Electromagnetic mass disproof I've been reading the Feynman's lectures lately and found the section of electromagnetic mass in this article: https://www.feynmanlectures.caltech.edu/II_28.html (section 3 at this page). Here Feynman is talking about the mechanical and the electromagnetic momentum of mass, and the "possibility that the mechanical piece is not there at all—that the mass is all electromagnetic". Lower in the text follows an argumentation pointing against this assumption:

for an arbitrary velocity $v$, the momentum is altered by the factor $1/\sqrt{1−v^2/c^2}$:
$$ p=\frac{2}{3}  \frac{e^2}{(ac^2)}\frac{v} {\sqrt{1−v^2/c^2}}$$

and

the field of the electron should have the mass
$$m′_{elec}=\frac{U_{elec}}{c^2}=\frac{1}{2}\frac{e^2}{(ac^2)}$$
which is not the same as the electromagnetic mass.

but I cannot quite understand how the given formulae actually prove the existence of "the mechanical piece" of mass, simply based on twisting of mathematical formulae.
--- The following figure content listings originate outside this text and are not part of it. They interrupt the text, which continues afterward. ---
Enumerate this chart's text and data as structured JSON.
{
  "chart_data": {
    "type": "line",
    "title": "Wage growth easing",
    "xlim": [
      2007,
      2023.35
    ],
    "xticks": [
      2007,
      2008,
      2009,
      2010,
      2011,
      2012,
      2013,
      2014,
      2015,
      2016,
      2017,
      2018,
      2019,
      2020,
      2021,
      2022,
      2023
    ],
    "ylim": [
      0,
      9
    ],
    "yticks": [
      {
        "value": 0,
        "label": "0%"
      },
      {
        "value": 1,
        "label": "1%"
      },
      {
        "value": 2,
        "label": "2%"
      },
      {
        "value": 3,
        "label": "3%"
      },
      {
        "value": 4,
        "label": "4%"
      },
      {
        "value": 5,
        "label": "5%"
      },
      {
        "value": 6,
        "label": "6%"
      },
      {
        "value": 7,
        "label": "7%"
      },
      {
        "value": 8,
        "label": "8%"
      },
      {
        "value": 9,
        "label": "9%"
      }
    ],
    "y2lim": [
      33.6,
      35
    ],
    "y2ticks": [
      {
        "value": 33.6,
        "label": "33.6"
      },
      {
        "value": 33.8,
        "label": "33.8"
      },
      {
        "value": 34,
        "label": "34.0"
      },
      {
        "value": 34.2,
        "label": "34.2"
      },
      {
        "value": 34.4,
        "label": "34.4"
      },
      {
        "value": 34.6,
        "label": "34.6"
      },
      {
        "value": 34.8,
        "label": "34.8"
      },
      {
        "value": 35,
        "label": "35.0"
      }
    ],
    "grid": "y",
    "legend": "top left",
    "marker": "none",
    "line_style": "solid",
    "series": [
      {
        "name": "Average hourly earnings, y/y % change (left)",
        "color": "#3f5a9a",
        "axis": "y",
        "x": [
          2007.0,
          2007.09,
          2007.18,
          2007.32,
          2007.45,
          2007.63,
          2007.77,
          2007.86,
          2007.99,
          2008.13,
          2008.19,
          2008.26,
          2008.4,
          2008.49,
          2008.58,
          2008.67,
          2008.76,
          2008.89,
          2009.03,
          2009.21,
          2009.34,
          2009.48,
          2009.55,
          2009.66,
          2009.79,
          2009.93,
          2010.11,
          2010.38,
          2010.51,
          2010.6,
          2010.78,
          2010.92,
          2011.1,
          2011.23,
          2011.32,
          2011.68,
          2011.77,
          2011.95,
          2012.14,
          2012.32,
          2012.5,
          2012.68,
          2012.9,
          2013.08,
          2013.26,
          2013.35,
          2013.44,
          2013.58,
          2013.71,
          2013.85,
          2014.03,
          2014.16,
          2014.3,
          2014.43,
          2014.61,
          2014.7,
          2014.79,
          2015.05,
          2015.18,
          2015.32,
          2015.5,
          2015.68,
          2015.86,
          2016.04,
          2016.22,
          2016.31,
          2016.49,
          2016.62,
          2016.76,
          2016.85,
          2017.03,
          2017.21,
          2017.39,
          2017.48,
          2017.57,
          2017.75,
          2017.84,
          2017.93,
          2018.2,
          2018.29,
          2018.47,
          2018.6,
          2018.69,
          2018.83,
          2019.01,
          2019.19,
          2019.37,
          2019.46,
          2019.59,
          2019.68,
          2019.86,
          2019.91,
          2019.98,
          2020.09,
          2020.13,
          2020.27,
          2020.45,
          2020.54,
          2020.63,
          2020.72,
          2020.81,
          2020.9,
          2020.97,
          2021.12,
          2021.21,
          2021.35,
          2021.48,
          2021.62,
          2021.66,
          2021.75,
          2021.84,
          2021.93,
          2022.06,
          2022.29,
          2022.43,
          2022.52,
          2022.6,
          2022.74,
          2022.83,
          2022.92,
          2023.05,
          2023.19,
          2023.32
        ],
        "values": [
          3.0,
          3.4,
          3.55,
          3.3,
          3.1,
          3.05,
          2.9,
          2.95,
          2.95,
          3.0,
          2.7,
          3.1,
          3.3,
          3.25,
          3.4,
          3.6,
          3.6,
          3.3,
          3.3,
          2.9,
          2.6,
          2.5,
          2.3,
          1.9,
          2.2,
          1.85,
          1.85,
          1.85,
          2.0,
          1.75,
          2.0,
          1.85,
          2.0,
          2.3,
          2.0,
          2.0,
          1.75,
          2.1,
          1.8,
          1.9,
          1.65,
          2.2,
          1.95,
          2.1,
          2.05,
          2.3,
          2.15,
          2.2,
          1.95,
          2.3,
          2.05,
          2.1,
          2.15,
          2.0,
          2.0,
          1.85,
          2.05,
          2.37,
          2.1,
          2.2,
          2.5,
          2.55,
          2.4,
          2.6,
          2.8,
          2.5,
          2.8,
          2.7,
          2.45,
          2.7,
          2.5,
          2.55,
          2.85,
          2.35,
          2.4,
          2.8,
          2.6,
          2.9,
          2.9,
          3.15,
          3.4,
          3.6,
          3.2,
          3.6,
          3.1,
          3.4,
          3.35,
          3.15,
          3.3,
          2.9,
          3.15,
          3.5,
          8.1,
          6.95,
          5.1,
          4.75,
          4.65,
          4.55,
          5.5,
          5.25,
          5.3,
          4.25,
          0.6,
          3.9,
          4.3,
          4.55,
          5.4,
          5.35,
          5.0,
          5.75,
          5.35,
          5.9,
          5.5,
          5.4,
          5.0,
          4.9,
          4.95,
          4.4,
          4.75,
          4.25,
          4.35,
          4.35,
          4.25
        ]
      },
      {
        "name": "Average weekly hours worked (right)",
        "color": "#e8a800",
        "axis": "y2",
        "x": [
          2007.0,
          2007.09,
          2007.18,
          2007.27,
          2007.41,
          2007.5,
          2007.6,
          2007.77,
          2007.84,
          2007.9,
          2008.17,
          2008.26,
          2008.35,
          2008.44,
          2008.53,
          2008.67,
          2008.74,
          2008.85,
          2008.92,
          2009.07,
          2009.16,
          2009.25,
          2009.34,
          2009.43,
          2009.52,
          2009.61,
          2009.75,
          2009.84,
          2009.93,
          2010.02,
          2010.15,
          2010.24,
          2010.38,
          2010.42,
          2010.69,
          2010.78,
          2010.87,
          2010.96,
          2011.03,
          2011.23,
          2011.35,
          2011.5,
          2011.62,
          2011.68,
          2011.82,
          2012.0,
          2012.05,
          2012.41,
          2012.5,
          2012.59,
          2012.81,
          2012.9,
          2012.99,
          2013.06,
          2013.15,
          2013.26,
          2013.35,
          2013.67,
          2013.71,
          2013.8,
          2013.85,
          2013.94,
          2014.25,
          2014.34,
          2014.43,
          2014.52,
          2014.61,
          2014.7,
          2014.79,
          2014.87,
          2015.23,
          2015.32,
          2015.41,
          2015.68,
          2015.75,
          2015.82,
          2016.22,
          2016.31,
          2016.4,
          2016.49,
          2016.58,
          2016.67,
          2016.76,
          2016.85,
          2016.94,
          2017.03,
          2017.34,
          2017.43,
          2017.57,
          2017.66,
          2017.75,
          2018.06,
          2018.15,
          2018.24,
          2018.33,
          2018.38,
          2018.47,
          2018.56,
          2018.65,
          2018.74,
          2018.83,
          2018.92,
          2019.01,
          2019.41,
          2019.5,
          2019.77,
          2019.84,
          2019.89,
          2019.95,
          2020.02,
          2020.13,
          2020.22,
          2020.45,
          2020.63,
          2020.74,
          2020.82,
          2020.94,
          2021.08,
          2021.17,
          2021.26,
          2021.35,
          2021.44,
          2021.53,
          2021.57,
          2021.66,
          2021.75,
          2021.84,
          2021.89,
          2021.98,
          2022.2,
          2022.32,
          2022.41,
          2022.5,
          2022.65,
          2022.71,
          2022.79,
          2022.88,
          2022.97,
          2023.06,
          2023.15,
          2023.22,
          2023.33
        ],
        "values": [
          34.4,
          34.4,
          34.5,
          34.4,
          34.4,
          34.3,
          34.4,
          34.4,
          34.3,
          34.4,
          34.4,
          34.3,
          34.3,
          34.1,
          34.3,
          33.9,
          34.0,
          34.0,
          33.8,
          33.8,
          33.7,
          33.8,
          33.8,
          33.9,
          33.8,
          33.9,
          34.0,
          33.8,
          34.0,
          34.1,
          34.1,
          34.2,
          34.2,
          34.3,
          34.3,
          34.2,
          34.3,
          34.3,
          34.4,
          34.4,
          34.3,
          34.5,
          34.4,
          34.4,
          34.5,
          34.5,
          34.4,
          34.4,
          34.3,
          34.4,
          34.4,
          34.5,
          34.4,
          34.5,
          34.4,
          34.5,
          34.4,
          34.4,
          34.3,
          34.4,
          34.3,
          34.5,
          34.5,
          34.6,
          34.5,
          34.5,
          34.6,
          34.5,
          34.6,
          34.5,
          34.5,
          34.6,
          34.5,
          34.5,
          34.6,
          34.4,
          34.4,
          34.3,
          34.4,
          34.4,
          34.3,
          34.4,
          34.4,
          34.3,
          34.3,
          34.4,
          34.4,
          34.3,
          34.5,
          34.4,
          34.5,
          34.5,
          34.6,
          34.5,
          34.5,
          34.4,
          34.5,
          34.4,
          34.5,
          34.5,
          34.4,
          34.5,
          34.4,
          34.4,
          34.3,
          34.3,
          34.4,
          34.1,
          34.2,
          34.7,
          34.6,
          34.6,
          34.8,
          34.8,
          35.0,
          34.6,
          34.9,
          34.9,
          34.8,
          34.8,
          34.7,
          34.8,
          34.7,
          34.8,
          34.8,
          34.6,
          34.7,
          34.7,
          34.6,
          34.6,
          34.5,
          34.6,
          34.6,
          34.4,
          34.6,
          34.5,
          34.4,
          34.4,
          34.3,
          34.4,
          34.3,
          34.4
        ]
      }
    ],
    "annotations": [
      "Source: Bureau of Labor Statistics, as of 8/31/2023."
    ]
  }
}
Can somebody put it into simpler words for me and help me understand it?
So, Q1: What is it that proves that the "mechanical mass" is there in deed?
And Q2: What part of the entire mass of an electron is non-electromagnetic, based on these formuli - is it 1/3, or 3/4 of the entire mass, and the rest is EMmass?
And on top of this - Q3:Why do the factors in the mentioned formuli change all the time - from $\frac{1}{2}$, to $\frac{2}{3}$, to $\frac{3}{4}$... (Excuse this too poor level of understanding of mine, but I will strongly appreciate some help!)
 A: Feynman is using the notation $a$ for the radius of the electron. The first point he makes, in section 28-1, is that this is infinite for a point charge. You could basically stop reading there. Current theory treats electrons as pointlike particles, so this infinite mass is a problem. For example, we see processes that create electron-positron pairs, which would be impossible if they had infinite mass-energy. The problem is really a problem with classical physics. We need quantum mechanics instead.
But Feynman is developing the absurd consequences that you arrive at when you know relativity, don't know about quantum mechanics, and try to develop a theory of electrons that have finite radius. This is the sort of thing that people would have tried to do ca. 1905-1927. The fact that you're confused by all the fractions like 3/4, etc., is because he's showing how silly it gets when you try to develop the theory in this way, and also because he follows the kind of complications that people tried to introduce to salvage the idea of point charges in classical physics. None of it actually ends up working out. E.g., you get equations for the motion of point charges (28-5) that have unphysical properties like the fact that charges accelerate before the time when a force is applied to them.
A: Feynman does not say that there must be mechanical mass, he explains that mass of a charged body cannot be purely electromagnetic, because something has to keep the charge concentrated on the body, and this something isn't electromagnetic force, so it has to be some non-electromagnetic force. This means there are non-electromagnetic contributions to energy and thus to mass.  The non-electromagnetic contribution can be negative or positive; in the case of the charged sphere held by non-EM forces, we expect it to be negative (attractive forces, negative energy in compact state).
Nobody knows how much of electron's mass is electromagnetic mass, because we do not know whether the electron is a charged sphere, and even if we assume it is, we do not know what the radius $a$ should be. Based on measurements of the electron g-factor there are estimates that electron radius is at most something like 1e-18 m and possibly much smaller.
This maximum possible radius combined with the charged sphere model imply much greater positive EM mass than observed, which then implies a negative non-electromagnetic mass that is much greater in magnitude than the observed mass. So in this "charged sphere model", two big contributions of opposite sign have to partially cancel each other and what remains is the observed mass. It is important model in EM theory, but its application to elementary particles brings mostly problems, and does not elucidate much. Electron is often thought of as point particle without structure.
The factors in different formulae are different because the formulae are for a different thing. Feynman's electromagnetic mass of a charged sphere is a different thing from the mass of EM energy of the charged sphere.